2. Client received the nonce, combines it with a shared secret between client and server.
3. Nonce + shared secret is then hashed.
4. Hash is sent to server for validation as it also knows the shared secret
5. If hashes match, client is authenticated.

Question 16

What is CHAPv2?

Answer 16

CHAPv2 is the same as CHAP but instead requires mutual authentication - the server also needs to authenticate to the client.

Question 17

What purpose does a RADIUS server serve?

Answer 17

RADIUS server provides a centralized AAA service.

Clients connecting to a remote server passes the credentials to the RADIUS server for AAA.

RADIUS uses UDP

RADIUS only encrypts the password during authentication.

Question 18

What is a Diameter service?

Answer 18

Similar to RADIUS but uses TCP instead of UDP.

Diameter also supports IPSec and TLS

Question 19

What is TACACS+

Answer 19

Another AAA alternative to RADIUS and Diameter.

TACACS+ encrypts the entire authentication process.

TACACS+ uses TCP 49

Question 20

What is traffic shaping?

Answer 20

Traffic Shaping is the process where certain traffic types are prioritized over other traffic types in a network to improve performance.

Question 21

What purpose does the Network Access Control serve (NAC) ?

Answer 21

NAC controls which clients are allowed to connect to a network.

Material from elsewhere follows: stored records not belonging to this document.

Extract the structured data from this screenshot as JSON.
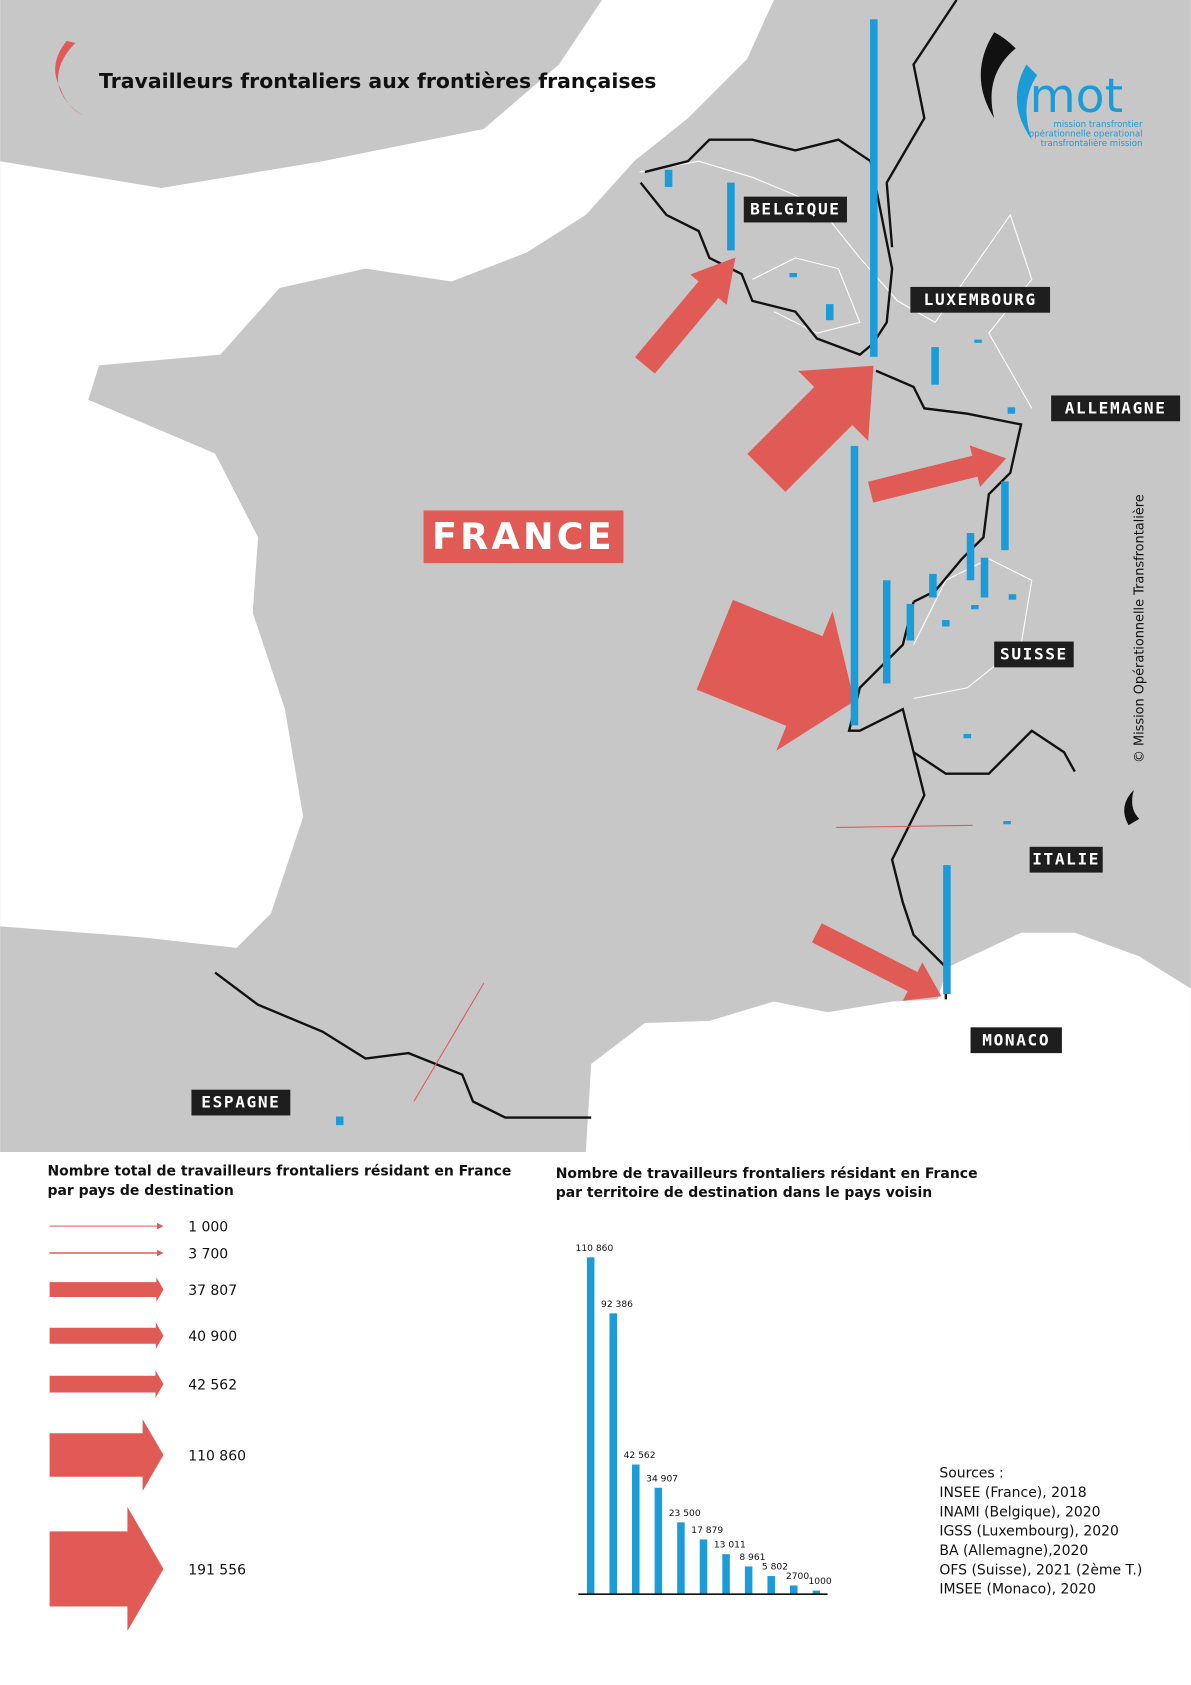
{
  "header": {
    "title": "Travailleurs frontaliers aux frontières françaises"
  },
  "logo": {
    "name": "mot",
    "lines": [
      "mission transfrontier",
      "opérationnelle operational",
      "transfrontalière mission"
    ]
  },
  "map": {
    "france": "FRANCE",
    "labels": [
      "BELGIQUE",
      "LUXEMBOURG",
      "ALLEMAGNE",
      "SUISSE",
      "ITALIE",
      "MONACO",
      "ESPAGNE"
    ]
  },
  "credit": "© Mission Opérationnelle Transfrontalière",
  "legend": {
    "title": [
      "Nombre total de travailleurs frontaliers résidant en France",
      "par pays de destination"
    ],
    "items": [
      {
        "value": 1000,
        "label": "1 000"
      },
      {
        "value": 3700,
        "label": "3 700"
      },
      {
        "value": 37807,
        "label": "37 807"
      },
      {
        "value": 40900,
        "label": "40 900"
      },
      {
        "value": 42562,
        "label": "42 562"
      },
      {
        "value": 110860,
        "label": "110 860"
      },
      {
        "value": 191556,
        "label": "191 556"
      }
    ],
    "color": "#e05a56"
  },
  "chart_data": {
    "type": "bar",
    "title": [
      "Nombre de travailleurs frontaliers résidant en France",
      "par territoire de destination dans le pays voisin"
    ],
    "values": [
      110860,
      92386,
      42562,
      34907,
      23500,
      17879,
      13011,
      8961,
      5802,
      2700,
      1000
    ],
    "value_labels": [
      "110 860",
      "92 386",
      "42 562",
      "34 907",
      "23 500",
      "17 879",
      "13 011",
      "8 961",
      "5 802",
      "2700",
      "1000"
    ],
    "color": "#1b9bd7"
  },
  "sources": {
    "title": "Sources :",
    "lines": [
      "INSEE (France), 2018",
      "INAMI (Belgique), 2020",
      "IGSS (Luxembourg), 2020",
      "BA (Allemagne),2020",
      "OFS (Suisse), 2021 (2ème T.)",
      "IMSEE (Monaco), 2020"
    ]
  }
}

The NAC checks the health of the potential client to determine if it can connect to the network.

Checks such as:
- AV software installed
- Patches installed
- Host-Based FW enabled

Among many other requirements set by the network admin.

Any clients that are deemed ‘unhealthy’ are quarantined to a different network where they can access resources to improve their ‘health’ - patches, software packages etc.

Quarantine VLAN also allows for monitoring should the device be deemed malicious.

Question 22

What is a VM Hypervisor?

Answer 22

A Hypervisor manages different VM’s that run on the physical device.

Question 23

What are the two different types of VDIs that employees can use?

Answer 23

Persistent:
- Changes made are saved and stored

Non-Persistent:
- Any changes made are not saved and the VDI reverts to its original configuration once powered down or restarted.

Question 24

What are the Data and Control planes in relation to hardware routers?

Answer 24

The Data Plane uses ACL rules to determine whether the router will pass or block traffic.

The Control Plane uses routing protocols to map the network and determine paths to other networks.

Question 25

What are SaaS, PaaS and IaaS?

Answer 25

Software as a Service

Platform as a Service

Infrastructure as a Service

Question 26

What is a Community Cloud?

Answer 26

Cloud platform shared by two or more organizations.

Typically provides a way to share data between organizations.